In my Cpp2 experimental syntax, local variables of all types are defined like a: some_type = initial_value;. You can omit the = initial_value part to express that stack space is allocated for the variable but its actual initialization is deferred, and then Cpp2 guarantees initialization before use; you must do the initialization later using = (e.g., a = initial_value;) before any other use of the variable, which gives you the flexibility of doing things like using different constructors for the same variable on different branch paths. So the equivalent example is (differences from C++26 highlighted):
// In my Cpp2 syntax, local variables
// Using a fundamental type like 'int'
a: int; // allocates space, no initialization
// std::cout << a; // illegal: can't use-before-init!
a = 5; // construction => real initialization!
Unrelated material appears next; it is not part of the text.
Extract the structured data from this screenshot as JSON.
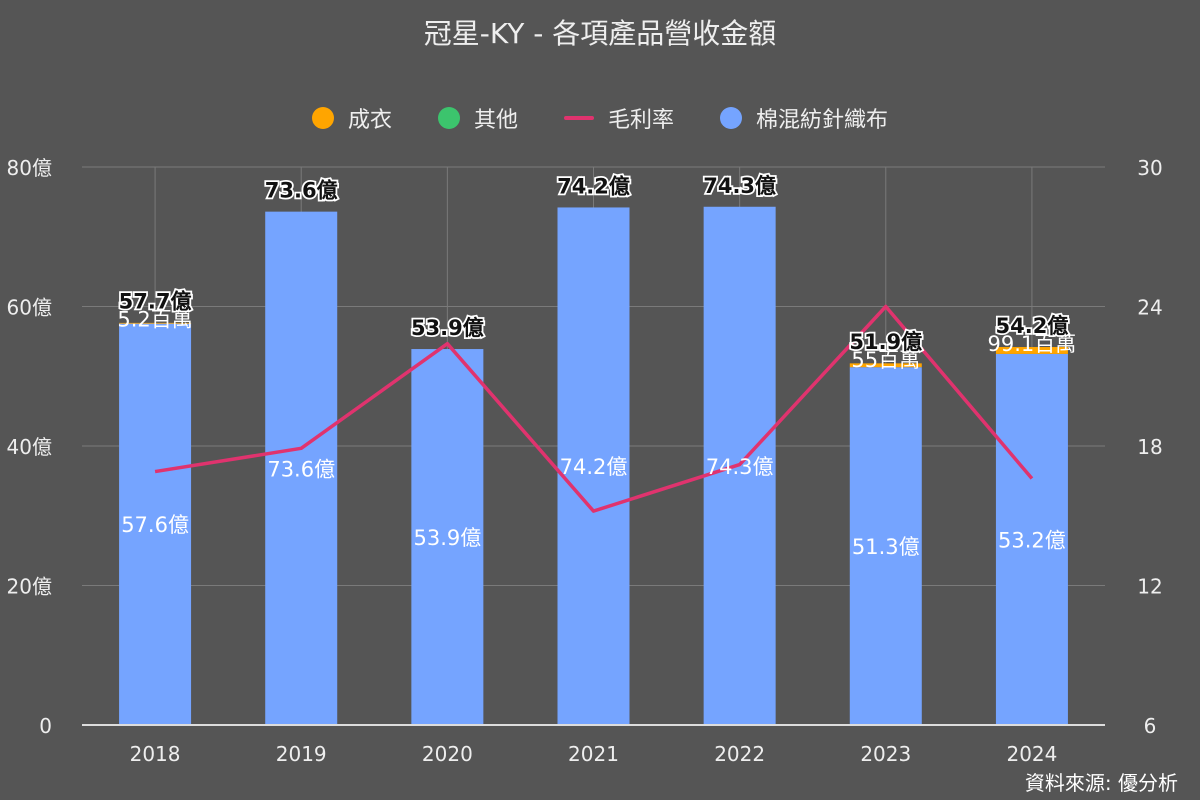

std::cout << a; // prints 5
// Using a class type like 'std::string'
b: string; // allocates space, no initialization
// std::cout << b; // illegal: can't use-before-init!
b = "5"; // construction => real initialization!
std::cout << b; // prints "5"
Cpp2 deliberately has no easy way to opt out and use a variable before it has been initialized. To get that effect, you’d have to have an array of raw std::bytes or similar on the stack, and do an unsafe_cast to pretend it’s a different type… which is verbose and hard to write, and that’s because I think that unsafe code should be verbose and hard to write… but you can write it (verbosely) if you really need to, because that’s core to C++: I may disapprove of unsafe code you may write in the name of performance, but I defend to the death your right to write it when you need to; C++ always lets you open the hood and take control. My aim is simply to move from “performance by default, safety always available” where safety is the thing you have to work a bit harder to get, to “safety by default, performance always available.” The metaphor I use for this is that we don’t want to take any sharp knives away from C++ programmers, because chefs sometimes need sharp knives; but when the knives are not in use we just want to keep them in a drawer you need to opt into opening, instead of leaving them strewn about the floor and forever be reminding people to watch where they step.
So far, I find this model is working very well, and it has the triple benefits of performance (initialization work is never done until you need it), flexibility (I can call the real constructor I want), and safety (it’s always real “initialization” with real construction, and never any use-before-initialization). I think we could have this someday in ISO C++, and I intend to bring a proposal along these lines to the ISO C++ committee in the next year or two, and I’ll be as persuasive as I can. They might love it, they might find flaws I’ve overlooked, or something else… we’ll see! In any event, I’ll be sure to report any progress here.
Thanks again to Sam Johnson for this question!